Lemon Law and Leases

Two posts in one day? What, too much caffeine, Bob? No, I’m just addressing some of the questions we’ve been hearing frequently from consumers contacting us for assistance or advice.

Evidently some dealers and manufacturers have been telling consumers of leased vehicles that they do not have the same “lemon law” rights when they lease cars. This is not accurate. The fact of a lease does have some impact upon a consumer’s lemon law rights, but the consumer yet retains substantially the same lemon law rights as purchasers of vehicles. Here are the points you need to know:

  1. In a lease, you really do not have any equity in the car so your damages are usually limited to your inception payment and your payments into the vehicle. If the manufacturer or dealer agrees to unwind the lease, you need to make sure that the lease is being paid off in the settlement so this does not remain an obligation which ultimately could affect your credit.
  2. Many manufacturers argue for a larger “mileage offset” for leases, because, they claim, the mileage on the vehicle is a greater percentage of the more limited period of the lease as opposed to the longer period of “permanent ownership” in the event of a sale. This is a negotiation point to be worked out on a case-by-case basis, depending upon the total circumstance.
  3. In general, if you wait until late into the lease to bring your lemon law claim, the manufacturers will more than likely ignore you on the basis that your lease is substantially used up. So, for instance, if you have a three-year lease and you bring your lemon law claim after 18 months, you stand a far greater chance of getting a good result than if you wait until 28 months into the lease. The longer you wait, the more likely the manufacturer will just sit back and say, “The lease is almost up–let’s ignore this lemon law claim.”
  4. Many leases include a “residual value” (agreed-upon value upon lease expiration, most frequently used to calculate the cost of purchasing the vehicle) as a part of the lease. If the residual value is less than the total lease payoff, some manufacturers try to “sucker” consumers into believing that the manufacturer is only responsible for paying the residual value, not the lease pay-off, when the case settles. Ignore this crap. If you win your lemon law claim, you have a right to have your lease completely paid off. Settlements may vary and, depending on the circumstances, may or may not accomplish complete payoff of the lease, but this is no reason to buy into this poor argument from manufacturers that the residual value has anything to do with settling the case.
  5. If you exceed your mileage allotment significantly, this will negatively affect the strength of your lemon law claim.
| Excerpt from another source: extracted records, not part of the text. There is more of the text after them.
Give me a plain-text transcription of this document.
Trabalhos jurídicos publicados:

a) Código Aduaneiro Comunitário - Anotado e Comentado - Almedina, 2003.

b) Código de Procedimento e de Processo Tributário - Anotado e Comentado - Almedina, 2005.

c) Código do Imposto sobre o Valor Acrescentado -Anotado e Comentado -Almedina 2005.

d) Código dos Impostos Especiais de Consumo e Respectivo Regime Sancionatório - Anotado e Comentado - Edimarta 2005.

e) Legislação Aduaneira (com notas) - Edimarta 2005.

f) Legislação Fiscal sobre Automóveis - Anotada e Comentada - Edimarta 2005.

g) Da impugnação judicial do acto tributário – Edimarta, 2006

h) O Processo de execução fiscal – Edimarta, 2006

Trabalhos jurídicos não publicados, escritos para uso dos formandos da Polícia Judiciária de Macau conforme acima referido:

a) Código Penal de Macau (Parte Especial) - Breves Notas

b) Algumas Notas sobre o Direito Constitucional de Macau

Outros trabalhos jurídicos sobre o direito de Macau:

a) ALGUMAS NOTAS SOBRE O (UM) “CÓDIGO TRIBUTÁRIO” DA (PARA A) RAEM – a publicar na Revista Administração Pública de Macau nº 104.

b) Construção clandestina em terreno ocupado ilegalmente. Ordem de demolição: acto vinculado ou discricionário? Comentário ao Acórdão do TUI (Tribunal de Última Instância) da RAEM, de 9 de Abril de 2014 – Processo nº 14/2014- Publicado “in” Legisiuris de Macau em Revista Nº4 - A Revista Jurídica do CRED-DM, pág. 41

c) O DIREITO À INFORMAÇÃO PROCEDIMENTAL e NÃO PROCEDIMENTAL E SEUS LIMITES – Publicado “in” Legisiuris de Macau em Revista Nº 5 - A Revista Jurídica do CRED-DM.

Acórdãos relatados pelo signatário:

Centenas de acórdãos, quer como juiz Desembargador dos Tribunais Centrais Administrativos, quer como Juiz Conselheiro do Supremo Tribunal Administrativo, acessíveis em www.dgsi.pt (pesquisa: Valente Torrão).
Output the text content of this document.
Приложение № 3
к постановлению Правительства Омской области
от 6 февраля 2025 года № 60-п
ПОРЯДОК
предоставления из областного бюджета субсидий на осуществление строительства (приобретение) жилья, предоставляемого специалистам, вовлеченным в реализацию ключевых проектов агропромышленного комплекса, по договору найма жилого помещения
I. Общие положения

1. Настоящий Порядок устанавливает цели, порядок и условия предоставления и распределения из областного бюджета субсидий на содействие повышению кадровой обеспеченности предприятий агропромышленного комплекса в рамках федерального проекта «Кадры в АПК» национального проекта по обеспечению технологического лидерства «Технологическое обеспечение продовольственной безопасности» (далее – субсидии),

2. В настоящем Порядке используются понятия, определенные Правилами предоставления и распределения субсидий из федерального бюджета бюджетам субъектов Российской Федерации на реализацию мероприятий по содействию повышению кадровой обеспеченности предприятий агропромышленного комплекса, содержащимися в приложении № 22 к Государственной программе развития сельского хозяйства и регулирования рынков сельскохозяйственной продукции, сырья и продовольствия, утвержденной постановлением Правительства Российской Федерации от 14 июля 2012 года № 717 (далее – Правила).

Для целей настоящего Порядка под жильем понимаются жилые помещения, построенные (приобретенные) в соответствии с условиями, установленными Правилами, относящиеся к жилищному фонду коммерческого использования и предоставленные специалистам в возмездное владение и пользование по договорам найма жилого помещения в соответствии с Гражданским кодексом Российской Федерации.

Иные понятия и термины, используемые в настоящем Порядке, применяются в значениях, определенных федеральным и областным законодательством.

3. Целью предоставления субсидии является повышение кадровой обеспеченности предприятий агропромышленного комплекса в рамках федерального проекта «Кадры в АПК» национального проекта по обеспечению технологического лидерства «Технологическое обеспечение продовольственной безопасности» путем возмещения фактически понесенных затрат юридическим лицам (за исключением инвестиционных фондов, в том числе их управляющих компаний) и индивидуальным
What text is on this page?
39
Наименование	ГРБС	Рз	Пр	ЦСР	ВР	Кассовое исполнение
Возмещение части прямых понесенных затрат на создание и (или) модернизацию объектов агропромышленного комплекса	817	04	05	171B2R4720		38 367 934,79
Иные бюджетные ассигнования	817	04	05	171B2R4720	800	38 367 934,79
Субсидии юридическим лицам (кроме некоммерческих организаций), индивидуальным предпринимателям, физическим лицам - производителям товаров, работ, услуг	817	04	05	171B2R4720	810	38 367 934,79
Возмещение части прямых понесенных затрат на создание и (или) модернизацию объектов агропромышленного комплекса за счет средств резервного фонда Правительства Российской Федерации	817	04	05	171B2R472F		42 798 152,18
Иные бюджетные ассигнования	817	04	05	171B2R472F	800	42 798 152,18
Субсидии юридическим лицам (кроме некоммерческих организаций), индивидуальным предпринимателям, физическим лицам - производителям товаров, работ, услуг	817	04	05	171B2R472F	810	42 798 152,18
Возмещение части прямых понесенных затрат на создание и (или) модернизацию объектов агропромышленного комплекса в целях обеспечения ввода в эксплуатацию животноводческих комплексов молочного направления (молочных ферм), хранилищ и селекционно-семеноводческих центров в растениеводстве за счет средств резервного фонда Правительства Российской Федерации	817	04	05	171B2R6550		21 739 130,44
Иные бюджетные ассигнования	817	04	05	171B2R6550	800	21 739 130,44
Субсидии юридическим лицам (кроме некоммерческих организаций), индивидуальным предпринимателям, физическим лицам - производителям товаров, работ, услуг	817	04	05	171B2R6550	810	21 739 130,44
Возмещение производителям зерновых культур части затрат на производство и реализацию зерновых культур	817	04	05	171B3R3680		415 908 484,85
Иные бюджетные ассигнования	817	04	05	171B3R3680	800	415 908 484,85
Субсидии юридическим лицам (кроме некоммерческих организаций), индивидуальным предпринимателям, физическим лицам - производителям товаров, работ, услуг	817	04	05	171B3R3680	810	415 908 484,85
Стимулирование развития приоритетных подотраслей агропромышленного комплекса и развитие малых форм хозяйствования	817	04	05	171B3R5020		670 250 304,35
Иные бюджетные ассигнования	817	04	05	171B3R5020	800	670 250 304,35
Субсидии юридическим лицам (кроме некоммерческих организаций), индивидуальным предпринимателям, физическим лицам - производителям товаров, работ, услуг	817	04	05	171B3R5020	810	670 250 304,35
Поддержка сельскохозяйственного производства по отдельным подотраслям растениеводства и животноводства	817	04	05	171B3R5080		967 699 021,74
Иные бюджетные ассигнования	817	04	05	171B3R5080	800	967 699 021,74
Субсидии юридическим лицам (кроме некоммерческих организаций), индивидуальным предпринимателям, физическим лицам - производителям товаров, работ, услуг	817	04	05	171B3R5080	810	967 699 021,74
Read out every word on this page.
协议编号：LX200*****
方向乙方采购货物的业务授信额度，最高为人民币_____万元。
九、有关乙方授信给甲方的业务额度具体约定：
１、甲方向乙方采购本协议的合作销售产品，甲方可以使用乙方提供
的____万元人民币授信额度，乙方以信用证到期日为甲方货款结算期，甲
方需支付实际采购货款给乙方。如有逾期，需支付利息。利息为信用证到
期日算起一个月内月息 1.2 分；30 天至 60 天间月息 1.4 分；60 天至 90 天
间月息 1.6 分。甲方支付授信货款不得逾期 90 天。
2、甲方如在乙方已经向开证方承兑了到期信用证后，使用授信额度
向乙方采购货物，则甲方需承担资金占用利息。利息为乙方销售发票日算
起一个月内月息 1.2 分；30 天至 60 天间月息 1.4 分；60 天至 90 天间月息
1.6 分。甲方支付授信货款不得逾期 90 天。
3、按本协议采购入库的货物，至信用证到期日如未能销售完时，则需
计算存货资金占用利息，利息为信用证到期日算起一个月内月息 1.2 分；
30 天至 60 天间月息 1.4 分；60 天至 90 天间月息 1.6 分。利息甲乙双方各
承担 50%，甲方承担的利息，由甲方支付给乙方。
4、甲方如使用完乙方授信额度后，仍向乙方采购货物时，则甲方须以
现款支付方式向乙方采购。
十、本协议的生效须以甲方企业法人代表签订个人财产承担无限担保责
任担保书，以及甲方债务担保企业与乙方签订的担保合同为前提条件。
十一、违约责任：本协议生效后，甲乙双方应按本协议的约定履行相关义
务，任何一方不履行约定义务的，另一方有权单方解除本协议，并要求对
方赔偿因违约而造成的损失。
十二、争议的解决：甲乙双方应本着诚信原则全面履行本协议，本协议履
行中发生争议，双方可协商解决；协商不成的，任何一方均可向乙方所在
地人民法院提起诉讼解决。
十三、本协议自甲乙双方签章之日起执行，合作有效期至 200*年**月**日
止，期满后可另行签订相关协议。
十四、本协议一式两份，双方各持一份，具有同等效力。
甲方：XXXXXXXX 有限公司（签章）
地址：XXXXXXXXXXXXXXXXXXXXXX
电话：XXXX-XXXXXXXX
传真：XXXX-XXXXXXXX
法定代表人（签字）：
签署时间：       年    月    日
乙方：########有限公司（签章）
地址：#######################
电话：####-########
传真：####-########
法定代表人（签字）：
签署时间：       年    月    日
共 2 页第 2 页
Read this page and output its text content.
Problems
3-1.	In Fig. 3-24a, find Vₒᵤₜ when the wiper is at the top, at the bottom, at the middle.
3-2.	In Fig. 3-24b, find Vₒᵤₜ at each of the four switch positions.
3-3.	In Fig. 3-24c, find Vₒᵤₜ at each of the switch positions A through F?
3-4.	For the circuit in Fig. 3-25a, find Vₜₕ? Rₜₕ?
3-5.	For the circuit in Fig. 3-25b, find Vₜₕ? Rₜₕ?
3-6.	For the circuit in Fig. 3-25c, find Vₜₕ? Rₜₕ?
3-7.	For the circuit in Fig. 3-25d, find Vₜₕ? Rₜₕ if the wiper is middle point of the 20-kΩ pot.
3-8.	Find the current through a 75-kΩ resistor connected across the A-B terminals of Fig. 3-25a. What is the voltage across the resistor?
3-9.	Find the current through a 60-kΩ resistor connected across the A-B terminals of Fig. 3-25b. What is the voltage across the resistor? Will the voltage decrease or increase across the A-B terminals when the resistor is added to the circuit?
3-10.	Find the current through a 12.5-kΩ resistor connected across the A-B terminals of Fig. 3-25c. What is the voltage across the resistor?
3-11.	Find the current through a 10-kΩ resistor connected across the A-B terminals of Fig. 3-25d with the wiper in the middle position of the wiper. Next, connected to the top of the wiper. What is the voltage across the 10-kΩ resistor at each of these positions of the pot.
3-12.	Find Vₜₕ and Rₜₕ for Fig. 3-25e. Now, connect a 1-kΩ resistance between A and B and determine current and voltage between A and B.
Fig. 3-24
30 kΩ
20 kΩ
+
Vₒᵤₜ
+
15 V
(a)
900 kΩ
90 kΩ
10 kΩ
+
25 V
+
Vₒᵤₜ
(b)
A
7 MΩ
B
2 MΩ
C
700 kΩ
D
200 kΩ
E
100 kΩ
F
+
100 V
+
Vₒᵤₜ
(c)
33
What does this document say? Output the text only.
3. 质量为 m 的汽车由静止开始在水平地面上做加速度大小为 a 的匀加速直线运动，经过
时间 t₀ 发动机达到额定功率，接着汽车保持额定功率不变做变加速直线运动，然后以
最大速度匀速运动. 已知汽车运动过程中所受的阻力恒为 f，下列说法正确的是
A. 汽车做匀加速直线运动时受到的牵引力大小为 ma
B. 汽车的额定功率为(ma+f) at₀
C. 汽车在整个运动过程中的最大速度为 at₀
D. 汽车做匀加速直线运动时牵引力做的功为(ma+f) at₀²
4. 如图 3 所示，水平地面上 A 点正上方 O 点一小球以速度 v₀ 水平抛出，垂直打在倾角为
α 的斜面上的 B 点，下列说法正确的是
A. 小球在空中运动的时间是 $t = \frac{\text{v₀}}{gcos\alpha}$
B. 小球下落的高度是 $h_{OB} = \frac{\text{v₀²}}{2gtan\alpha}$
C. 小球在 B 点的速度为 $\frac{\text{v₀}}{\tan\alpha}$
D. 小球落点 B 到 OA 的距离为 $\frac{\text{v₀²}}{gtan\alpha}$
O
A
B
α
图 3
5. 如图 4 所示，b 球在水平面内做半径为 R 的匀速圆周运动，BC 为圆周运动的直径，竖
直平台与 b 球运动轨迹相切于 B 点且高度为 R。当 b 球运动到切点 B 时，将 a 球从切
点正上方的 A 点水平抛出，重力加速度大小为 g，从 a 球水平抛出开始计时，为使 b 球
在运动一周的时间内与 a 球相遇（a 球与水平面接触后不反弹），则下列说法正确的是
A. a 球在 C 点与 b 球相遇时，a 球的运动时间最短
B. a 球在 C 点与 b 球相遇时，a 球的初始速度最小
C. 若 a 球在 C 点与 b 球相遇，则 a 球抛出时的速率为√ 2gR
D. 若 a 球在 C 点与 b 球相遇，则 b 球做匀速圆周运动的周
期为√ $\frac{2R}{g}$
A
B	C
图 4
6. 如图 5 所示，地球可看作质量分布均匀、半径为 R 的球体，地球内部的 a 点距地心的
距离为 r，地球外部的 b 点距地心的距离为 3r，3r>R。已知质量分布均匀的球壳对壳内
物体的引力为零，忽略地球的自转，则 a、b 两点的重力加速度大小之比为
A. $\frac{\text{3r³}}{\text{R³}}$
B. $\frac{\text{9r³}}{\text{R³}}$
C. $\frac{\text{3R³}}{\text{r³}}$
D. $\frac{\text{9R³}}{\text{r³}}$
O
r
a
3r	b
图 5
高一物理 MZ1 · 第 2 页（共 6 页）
As with all lemon law cases, if you can afford to limit your driving of the vehicle, or even park it, this will improve chances of winning and of getting full compensation.
  6. Whether you buy the car at lease expiration is up to you, and you can continue with your lemon law claim on a leased vehicle even if the lease is expired and you have had to turn in your car. However, since you no longer have the car, the case is obviously worth less total money and it usually makes more sense to settle for some cash compensation once the vehicle’s lease has expired.
  7. If you have a lease fraud or a finance fraud claim, this normally is not treated as a lemon law claim and involves a whole different set of rights about which you should consult us directly.

I hope these brief pointers help out with those of you out there who have leased their vehicles. Thanks for reading.